The Local Planning Agency took the first step in an effort to obtain relief for homeowners from onerous restrictions on rebuilding or remodeling island homes in flood zones, which is to say, all island homes.
At their Tuesday meeting they voted unanimously to send a recommendation to Town Council to change the definition of “substantial improvement’ within the “50% rule” to reflect improvements made during a 1-year period rather than the current 5-year period.
During December, former Town Senior Planner Megan Will reported that her research revealed that the Town’s Community Rating System (CRS) rating would drop slightly with the rule change to 1 year, but not enough to effect flood insurance rates for island homeowners.
The 50% Rule is a regulation of the National Flood Insurance Program (NFIP). In a nutshell the 50% rule states that any repair or remodeling that equals or exceeds 50% of the market value of the building (not the land) is considered new construction and must meet current building codes, including elevation of the first livable floor. On Fort Myers Beach that elevation ranges from 10-17 feet depending on location.
The 50% rule can be applied to improvements made within a set period of time. Sanibel and Bonita Springs have changed their time period to 1 year. The Fort Myers Beach rule remains at 5 years and has been implicated in the increasing problem of deferred maintenance on local properties and the disappearance of smaller island cottages.
Were the Town to opt out of the NFIP and the 50% rule, affordable flood insurance would not be available within the Town. The Town and businesses and property owners in the Town would not be eligible for Federal grants, loans, mortgage insurance or federal disaster assistance. To read the Town’s “50% Rule FAQ” go to the Town’s website http://www.fortmyersbeachfl.gov/documentcenter/view/5882
Since Will’s report, Town Council has asked the LPA to recommend any changes in the Town’s policy regarding the 50% rule. On Tuesday, the LPA weighed in, recommending the Town drop the time period from 5 years to 1 year. They also recommended that the new rules provide for building value determination by a private appraisal done within 2 years. The third recommendation was that council consider the use of a percentage multiplier on building value established by the Lee County Property Appraiser when a private appraisal is not available. All changes were approved unanimously and will be sent to Town Council.
New Member Heil
The newest member of the LPA, Megan Heil, was welcomed to the dais by Chair Hank Zuba and spoke of her reasons for applying for the LPA seat.

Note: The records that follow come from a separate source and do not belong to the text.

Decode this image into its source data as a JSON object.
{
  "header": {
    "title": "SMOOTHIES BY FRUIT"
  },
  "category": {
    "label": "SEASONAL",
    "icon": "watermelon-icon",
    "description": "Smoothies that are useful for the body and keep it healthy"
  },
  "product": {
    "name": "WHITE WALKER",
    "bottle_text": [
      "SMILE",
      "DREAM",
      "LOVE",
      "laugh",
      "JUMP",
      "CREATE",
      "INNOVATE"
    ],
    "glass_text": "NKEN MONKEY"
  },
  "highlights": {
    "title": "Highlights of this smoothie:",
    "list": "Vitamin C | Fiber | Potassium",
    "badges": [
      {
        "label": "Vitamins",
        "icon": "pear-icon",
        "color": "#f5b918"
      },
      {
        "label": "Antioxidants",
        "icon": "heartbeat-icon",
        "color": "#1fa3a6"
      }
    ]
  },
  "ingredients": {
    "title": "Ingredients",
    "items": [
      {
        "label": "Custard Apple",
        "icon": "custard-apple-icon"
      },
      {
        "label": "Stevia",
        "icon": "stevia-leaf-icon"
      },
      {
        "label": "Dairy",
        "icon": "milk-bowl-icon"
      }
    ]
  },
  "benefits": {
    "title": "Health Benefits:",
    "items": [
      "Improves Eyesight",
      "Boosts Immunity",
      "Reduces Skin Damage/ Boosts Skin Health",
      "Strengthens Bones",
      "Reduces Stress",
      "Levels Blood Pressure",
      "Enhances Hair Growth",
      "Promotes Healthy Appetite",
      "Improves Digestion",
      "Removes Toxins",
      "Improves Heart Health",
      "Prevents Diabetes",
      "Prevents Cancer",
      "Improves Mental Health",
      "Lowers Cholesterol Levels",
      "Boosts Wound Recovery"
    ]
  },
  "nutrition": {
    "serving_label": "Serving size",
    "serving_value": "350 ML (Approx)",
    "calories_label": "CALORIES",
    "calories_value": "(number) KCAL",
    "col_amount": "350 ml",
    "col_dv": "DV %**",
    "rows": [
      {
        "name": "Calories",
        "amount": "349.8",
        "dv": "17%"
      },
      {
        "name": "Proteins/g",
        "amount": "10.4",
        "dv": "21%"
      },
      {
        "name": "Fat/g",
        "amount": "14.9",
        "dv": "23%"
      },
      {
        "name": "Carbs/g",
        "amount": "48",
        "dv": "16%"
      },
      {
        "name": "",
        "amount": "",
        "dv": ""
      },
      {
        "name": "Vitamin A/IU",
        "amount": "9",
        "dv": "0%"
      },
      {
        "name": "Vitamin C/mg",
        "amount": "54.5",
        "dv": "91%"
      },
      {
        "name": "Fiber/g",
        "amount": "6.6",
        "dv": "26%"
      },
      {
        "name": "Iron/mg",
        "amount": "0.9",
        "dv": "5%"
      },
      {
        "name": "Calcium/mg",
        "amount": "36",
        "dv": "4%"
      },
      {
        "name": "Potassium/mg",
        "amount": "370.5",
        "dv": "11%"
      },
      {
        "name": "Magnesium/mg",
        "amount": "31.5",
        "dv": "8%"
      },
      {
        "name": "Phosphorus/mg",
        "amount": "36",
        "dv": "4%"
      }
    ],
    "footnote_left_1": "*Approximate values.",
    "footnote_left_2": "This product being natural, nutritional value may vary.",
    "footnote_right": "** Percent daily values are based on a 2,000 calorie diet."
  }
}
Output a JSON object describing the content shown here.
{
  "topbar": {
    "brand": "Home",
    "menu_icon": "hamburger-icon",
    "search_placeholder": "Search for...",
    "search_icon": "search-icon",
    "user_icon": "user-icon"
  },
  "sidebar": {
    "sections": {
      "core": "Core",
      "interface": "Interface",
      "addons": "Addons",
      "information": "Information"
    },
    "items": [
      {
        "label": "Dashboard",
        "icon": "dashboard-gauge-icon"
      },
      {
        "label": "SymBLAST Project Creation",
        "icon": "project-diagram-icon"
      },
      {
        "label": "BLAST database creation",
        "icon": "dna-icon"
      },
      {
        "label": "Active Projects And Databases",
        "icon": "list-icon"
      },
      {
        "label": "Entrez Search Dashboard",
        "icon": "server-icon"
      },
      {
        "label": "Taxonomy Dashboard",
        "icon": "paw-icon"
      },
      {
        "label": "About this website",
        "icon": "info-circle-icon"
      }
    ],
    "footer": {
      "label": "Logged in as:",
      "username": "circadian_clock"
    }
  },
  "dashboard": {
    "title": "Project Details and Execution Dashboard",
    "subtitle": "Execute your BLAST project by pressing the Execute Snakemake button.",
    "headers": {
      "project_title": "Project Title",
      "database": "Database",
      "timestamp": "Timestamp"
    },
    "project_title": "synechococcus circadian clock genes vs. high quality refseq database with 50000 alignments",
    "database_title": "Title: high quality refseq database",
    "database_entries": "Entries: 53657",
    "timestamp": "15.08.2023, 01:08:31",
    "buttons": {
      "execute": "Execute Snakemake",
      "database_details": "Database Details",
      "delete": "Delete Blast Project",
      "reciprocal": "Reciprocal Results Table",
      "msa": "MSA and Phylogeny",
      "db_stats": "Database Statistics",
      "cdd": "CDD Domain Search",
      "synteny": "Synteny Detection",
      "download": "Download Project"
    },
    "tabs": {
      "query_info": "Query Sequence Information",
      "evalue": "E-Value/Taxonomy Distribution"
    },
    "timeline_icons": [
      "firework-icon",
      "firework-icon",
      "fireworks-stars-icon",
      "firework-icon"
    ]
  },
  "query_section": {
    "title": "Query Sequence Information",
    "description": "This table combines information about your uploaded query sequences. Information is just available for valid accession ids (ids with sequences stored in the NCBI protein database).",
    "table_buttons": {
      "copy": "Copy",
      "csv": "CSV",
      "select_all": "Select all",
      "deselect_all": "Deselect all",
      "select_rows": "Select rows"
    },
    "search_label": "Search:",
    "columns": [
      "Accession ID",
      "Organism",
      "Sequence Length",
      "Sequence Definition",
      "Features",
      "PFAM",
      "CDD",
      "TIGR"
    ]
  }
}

“I moved here a couple years ago when my partner took a job at FGCU. I have a degree in Urban Planning from University of Cincinnati College of Design, Art, Architecture & Planning. I operate IT businesses and have done that now for 15 years. Love the Town; Love the island. This position came to light and with a little bit of my urban planning back ground and a little bit of my business background, I thought it would be appropriate to apply for it.“
Surplus Parking Redux
The other primary topic on the day’s agenda was a reconsideration of a surplus parking ordinance. In September 2016, the LPA rejected a proposed surplus parking ordinance, with one member deeming it “government intrusion.” The version presented this week had minor changes from that proposal, but the LPA now includes two new members.
Principal Planner Matt Noble explained that Town Council wanted the LPA to discuss the issue of surplus parking further.
“The issue has come up over time with a lot of businesses from (Town Hall) to downtown establishing parking lots,” said Noble. “Code, as it exists today, allows a business with more than ten parking spaces to rent excess parking that is ‘not in daily use.”
Community Development Director Kara Stewart explained that her office has begun an examination of 7-8 “surplus” parking locations in the downtown area.
“We’ve taken a step back. Are they lawfully existing or do we have a problem? We went to the (current) code. That code addresses more than 10 spaces and not in daily use. We are now preparing notices of violation for all but three of them. They don’t meet the threshold of ten.”
Considerable discussion was heard on whether businesses would rent out spaces to beach-goers if it meant that their business tenants lost customers who could not find a parking space. Most LPA members stated that would be a self-regulating issue, as landlords would eventually lose their tenants over $10/day beach parking. Renting out spaces when businesses are closed for the weekend or after hours was also discussed.
The proposed ordinance calls for a survey of the property, though Stewart said an aerial view could work. Town staff would then analyze the number of required spaces based on land use. Then the business would need to provide a parking plan that shows the total number of parking spaces, the required number for existing uses and the number of surplus parking spaces. Finally the signage would need to conform to the sign ordinance.
Noble added that businesses would need to apply for a permit only one time with Stewart saying that the cost was not yet set, but would probably be about $100.
After lengthy discussion the LPA voted unanimously to approve the ordinance with the removal of the requirements for a survey and the physical designation of excess spaces.
The next LPA meeting will be held at 9 am on Tuesday, February 14, 2017 in Town Hall.